KCCV 2019 Tutorial

Richard Hartley

Richard Hartley

Tutorial Title: Topics in data analytics.
I will consider some techniques in data analytics, topics lying on the boundary of machine learning and algorithmic data analysis.  These will (I hope) give some fresh views on subjects relating to Support Vector Machines, Manifold learning, spectral clustering and dimensionality reduction.  The tutorial will be a quick survey and selection of topics used for a 12 hour course in data analytics, covered in 120 pages of notes, which can be distributed.

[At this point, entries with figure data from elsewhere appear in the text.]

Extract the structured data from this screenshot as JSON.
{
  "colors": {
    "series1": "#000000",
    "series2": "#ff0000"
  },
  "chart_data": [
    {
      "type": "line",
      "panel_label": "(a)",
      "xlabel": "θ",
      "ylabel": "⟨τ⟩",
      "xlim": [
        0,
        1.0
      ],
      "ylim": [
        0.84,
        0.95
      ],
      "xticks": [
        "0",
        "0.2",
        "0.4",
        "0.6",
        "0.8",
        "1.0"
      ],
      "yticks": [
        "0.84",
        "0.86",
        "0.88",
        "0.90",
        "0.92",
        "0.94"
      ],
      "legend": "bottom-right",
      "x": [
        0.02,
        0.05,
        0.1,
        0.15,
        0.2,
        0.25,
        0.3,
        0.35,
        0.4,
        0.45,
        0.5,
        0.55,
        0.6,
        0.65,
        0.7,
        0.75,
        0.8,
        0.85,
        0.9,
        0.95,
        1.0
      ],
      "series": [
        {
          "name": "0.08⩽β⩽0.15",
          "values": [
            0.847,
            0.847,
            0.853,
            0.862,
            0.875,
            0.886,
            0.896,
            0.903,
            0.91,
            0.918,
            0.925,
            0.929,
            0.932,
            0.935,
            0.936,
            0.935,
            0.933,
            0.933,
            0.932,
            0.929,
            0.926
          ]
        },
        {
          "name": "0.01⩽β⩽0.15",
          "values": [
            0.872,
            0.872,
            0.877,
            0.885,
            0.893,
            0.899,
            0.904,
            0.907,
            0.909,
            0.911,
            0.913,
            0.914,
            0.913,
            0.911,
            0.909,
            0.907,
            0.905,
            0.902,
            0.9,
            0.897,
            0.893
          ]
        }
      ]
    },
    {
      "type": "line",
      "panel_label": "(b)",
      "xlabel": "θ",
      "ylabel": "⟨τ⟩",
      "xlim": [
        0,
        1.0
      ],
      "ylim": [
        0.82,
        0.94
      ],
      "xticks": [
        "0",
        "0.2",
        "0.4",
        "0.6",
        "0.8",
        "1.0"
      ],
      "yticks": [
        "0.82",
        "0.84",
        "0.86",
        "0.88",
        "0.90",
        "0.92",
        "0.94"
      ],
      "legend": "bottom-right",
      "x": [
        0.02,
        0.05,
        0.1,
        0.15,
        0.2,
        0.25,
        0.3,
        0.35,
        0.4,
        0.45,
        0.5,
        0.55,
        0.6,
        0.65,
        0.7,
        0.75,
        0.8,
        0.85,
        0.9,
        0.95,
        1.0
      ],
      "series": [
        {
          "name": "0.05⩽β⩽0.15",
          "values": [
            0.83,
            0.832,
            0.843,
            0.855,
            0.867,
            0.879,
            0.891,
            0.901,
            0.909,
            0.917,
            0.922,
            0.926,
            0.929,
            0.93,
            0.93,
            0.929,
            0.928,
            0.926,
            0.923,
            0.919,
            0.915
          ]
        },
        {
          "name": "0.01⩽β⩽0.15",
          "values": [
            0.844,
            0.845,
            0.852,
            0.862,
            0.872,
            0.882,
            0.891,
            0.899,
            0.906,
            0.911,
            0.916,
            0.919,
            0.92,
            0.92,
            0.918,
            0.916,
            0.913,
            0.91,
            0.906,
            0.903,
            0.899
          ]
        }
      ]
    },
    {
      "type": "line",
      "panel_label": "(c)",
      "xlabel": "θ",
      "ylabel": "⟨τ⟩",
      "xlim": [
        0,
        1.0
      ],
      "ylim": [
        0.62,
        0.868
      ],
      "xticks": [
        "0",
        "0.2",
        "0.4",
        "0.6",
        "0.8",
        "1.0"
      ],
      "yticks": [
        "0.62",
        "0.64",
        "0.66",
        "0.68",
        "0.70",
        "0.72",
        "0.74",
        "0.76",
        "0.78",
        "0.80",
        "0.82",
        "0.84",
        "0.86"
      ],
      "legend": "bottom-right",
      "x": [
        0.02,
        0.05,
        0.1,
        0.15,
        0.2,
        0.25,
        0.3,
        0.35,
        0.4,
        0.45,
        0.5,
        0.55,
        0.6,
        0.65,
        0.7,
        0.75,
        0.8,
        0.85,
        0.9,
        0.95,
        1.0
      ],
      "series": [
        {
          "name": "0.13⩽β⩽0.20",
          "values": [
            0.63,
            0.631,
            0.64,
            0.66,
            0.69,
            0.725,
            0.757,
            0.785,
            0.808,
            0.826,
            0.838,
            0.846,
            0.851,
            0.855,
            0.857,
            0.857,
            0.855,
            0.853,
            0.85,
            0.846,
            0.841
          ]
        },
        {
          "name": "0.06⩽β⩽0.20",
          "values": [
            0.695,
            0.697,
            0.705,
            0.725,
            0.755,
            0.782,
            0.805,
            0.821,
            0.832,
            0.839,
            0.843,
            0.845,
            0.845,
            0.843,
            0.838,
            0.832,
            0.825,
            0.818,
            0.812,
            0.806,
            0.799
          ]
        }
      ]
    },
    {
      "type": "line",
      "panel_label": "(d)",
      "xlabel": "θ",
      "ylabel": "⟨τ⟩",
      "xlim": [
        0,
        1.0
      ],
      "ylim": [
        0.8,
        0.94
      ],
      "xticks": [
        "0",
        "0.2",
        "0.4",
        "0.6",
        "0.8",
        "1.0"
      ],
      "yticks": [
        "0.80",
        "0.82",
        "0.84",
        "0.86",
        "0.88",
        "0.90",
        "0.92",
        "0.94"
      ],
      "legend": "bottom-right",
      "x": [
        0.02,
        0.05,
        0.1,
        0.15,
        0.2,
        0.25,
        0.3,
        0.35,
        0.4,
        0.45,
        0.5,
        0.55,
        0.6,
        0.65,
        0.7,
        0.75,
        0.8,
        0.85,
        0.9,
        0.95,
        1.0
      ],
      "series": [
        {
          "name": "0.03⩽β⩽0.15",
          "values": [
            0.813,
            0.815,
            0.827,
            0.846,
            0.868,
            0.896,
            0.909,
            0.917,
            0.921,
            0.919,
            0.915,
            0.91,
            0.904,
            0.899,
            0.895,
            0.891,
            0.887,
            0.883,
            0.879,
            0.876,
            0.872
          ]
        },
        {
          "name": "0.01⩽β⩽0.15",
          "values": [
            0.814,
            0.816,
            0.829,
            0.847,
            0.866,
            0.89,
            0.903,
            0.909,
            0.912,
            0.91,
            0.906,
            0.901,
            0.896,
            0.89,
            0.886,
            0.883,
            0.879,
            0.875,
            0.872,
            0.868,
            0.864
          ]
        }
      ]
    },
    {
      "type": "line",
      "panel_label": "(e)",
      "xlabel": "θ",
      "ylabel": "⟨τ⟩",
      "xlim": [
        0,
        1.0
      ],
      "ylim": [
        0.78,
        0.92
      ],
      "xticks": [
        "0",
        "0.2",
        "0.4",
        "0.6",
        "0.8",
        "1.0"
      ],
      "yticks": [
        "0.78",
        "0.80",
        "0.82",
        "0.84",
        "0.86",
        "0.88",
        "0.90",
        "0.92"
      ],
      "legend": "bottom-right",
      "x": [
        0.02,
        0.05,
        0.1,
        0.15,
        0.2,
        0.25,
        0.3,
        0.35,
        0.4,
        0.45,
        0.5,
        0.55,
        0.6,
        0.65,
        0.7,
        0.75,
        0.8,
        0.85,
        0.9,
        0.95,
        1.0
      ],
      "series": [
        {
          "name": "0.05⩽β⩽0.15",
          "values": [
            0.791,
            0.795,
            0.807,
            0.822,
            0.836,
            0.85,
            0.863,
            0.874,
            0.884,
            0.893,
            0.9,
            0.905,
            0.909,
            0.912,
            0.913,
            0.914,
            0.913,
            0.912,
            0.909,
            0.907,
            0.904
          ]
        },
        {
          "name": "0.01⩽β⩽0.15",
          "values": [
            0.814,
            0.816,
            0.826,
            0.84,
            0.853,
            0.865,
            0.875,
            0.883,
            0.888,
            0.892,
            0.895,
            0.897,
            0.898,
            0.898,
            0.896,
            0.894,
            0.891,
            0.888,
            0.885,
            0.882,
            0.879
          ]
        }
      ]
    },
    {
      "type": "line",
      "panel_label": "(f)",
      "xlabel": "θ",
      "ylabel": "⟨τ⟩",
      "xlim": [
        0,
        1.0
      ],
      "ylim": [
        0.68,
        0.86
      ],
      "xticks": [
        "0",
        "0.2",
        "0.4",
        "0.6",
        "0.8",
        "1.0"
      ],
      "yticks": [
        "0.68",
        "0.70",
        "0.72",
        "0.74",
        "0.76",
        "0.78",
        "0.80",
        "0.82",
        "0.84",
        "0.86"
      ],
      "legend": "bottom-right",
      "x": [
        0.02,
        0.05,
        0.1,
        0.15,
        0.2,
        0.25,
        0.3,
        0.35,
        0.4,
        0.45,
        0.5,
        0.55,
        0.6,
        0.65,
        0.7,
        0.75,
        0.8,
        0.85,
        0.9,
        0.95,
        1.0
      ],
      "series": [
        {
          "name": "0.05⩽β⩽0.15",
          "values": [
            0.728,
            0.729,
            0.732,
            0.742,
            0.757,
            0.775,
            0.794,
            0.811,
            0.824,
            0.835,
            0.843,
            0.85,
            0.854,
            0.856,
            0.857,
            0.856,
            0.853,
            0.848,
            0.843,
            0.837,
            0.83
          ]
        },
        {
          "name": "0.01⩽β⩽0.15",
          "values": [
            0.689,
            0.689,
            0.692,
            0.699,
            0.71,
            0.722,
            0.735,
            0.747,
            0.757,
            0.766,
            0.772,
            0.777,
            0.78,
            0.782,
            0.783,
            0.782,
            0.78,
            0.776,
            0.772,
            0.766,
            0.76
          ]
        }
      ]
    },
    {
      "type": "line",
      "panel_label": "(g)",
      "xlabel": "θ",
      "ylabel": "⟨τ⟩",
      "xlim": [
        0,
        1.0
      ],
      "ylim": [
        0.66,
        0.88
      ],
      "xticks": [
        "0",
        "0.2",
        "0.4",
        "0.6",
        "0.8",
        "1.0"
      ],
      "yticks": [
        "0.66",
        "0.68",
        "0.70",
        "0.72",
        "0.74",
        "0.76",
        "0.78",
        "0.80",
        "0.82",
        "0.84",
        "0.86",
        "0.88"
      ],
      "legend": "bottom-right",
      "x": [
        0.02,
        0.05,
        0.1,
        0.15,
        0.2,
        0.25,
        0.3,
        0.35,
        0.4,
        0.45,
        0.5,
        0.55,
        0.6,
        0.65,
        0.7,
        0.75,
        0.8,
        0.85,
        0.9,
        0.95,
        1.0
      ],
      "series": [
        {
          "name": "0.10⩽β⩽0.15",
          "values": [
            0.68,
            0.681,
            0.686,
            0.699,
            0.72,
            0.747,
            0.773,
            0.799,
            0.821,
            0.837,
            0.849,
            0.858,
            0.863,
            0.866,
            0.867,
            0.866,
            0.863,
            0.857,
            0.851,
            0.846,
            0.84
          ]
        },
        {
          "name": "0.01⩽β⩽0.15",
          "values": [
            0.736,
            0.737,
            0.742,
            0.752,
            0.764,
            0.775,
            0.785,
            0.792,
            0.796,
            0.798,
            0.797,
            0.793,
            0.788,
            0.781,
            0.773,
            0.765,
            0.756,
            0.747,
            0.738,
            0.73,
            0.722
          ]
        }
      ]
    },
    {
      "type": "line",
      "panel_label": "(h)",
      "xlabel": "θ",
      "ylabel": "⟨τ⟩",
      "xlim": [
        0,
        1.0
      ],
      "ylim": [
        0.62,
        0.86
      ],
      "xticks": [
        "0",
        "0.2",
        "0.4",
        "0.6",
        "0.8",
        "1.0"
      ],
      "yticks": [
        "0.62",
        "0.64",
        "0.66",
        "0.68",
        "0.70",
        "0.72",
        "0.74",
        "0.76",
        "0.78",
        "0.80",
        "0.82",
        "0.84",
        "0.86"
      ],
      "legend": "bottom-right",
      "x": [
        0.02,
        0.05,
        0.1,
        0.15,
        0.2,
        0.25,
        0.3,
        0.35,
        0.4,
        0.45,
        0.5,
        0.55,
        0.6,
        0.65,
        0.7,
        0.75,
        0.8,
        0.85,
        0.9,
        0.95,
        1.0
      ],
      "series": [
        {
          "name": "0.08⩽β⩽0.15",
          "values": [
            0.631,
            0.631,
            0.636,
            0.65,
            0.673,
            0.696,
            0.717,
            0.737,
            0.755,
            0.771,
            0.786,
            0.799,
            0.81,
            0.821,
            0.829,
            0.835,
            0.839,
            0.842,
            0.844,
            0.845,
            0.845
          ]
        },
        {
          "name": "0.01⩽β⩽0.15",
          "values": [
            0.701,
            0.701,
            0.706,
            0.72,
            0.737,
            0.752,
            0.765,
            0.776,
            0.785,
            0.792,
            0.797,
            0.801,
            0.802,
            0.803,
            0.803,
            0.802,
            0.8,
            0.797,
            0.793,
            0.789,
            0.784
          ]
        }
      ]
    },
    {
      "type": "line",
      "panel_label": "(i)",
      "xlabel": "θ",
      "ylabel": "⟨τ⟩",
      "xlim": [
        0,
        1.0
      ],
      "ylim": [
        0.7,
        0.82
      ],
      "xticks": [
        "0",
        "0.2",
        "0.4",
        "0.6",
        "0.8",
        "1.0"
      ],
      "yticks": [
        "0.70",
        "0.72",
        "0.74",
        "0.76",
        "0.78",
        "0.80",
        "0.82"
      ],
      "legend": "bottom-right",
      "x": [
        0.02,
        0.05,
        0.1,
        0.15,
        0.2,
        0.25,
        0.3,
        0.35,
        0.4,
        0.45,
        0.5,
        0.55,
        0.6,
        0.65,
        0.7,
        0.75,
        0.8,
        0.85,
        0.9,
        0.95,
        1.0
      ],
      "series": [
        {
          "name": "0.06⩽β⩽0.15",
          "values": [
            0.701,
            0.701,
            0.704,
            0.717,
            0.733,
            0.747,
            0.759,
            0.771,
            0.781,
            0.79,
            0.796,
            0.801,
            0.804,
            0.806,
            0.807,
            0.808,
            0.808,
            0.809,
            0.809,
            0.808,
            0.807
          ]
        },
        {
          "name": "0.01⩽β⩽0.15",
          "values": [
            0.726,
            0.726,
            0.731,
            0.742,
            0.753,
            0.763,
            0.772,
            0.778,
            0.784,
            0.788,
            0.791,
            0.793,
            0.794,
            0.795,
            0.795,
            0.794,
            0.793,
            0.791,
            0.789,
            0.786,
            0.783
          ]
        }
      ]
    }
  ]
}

The talk will cover some recent research in some mathematical aspects of non-learning computer vision, including recent work on event cameras, as well as some recent thoughts on geometric neural networks.  


Michael Brown

Michael S. Brown

Tutorial Title:  Understanding Color for Computer Vision

Color is a topic that is often not well understood in computer vision. 
We often assume that the red, green, and blue (i.e. RGB) values in an image represent the same information even when captured from different cameras and sensors. Many cameras now support multiple image formats, for example, Adobe RGB, standard RGB, and raw RGB.  In addition, computer vision researchers often use alternative color spaces such as L*ab, YUV, and HSV without considering what these color spaces actually represent.  This tutorial provides an overview of color for computer vision and aims to clarify how color is processed onboard a camera and 
the differences in the various color spaces commonly used in computer vision algorithms.

Invited Talk Title: Rethinking the Camera Pipeline to Improve Photographic and Scientific Applications 

The in-camera processing pipeline used in modern consumer cameras (e.g., DSLR and smartphone cameras) is essentially the same design that was used in the early digital consumer cameras from the 1990s.   While this original design has stood the test of time, there are many areas in which the current pipeline can be improved.  Moreover, with the integration of cameras in our smartphones, there are increasing demands to have our cameras operate as scientific imaging devices instead of photographic devices.  This talk will describe several recent works aimed at addressing limitations in the current camera pipeline and ideas for designing a dual-propose pipeline suitable for both photographic and scientific applications 


Yejin Choi

Yejin Choi

Tutorial Title: From Recognition to Cognition with Machine Commonsense

With one glance at an image, people can easily grasp the situation captured in the image and reason about the context beyond what is immediately visible. While easy for humans, this task is tremendously difficult for today’s vision systems, as the task requires moving from the recognition-level understanding of images to the cognition-level, which in turn requires commonsense reasoning about the world.

In the first part of the talk, I will introduce Visual Commonsense Reasoning (VCR), a new task and dataset that consists of 290k QA problems that require visual and textual understanding of a situation with commonsense reasoning: e.g., what may be the goals and mental states of people in the scene, and what might happen before and after the scene. I will then present a new reasoning engine, Recognition to Cognition Networks (R2C) that model the layered inferences that are necessary for VCR: grounding, contextualization, and reasoning.

In the second part of the talk, I will introduce ATOMIC: an atlas of machine commonsense organized as a graph that consists of nearly 900k if-then knowledge described in natural language. I will then present COMET: a generative model of machine commonsense. By combining representation learning of language and knowledge, COMET can learn to reason about previous unseen events and make rich commonsense predictions. I will conclude the talk by discussing future research directions that aim to bridge the gap between computer vision and NLP research further by addressing the shared challenge of modeling machine commonsense.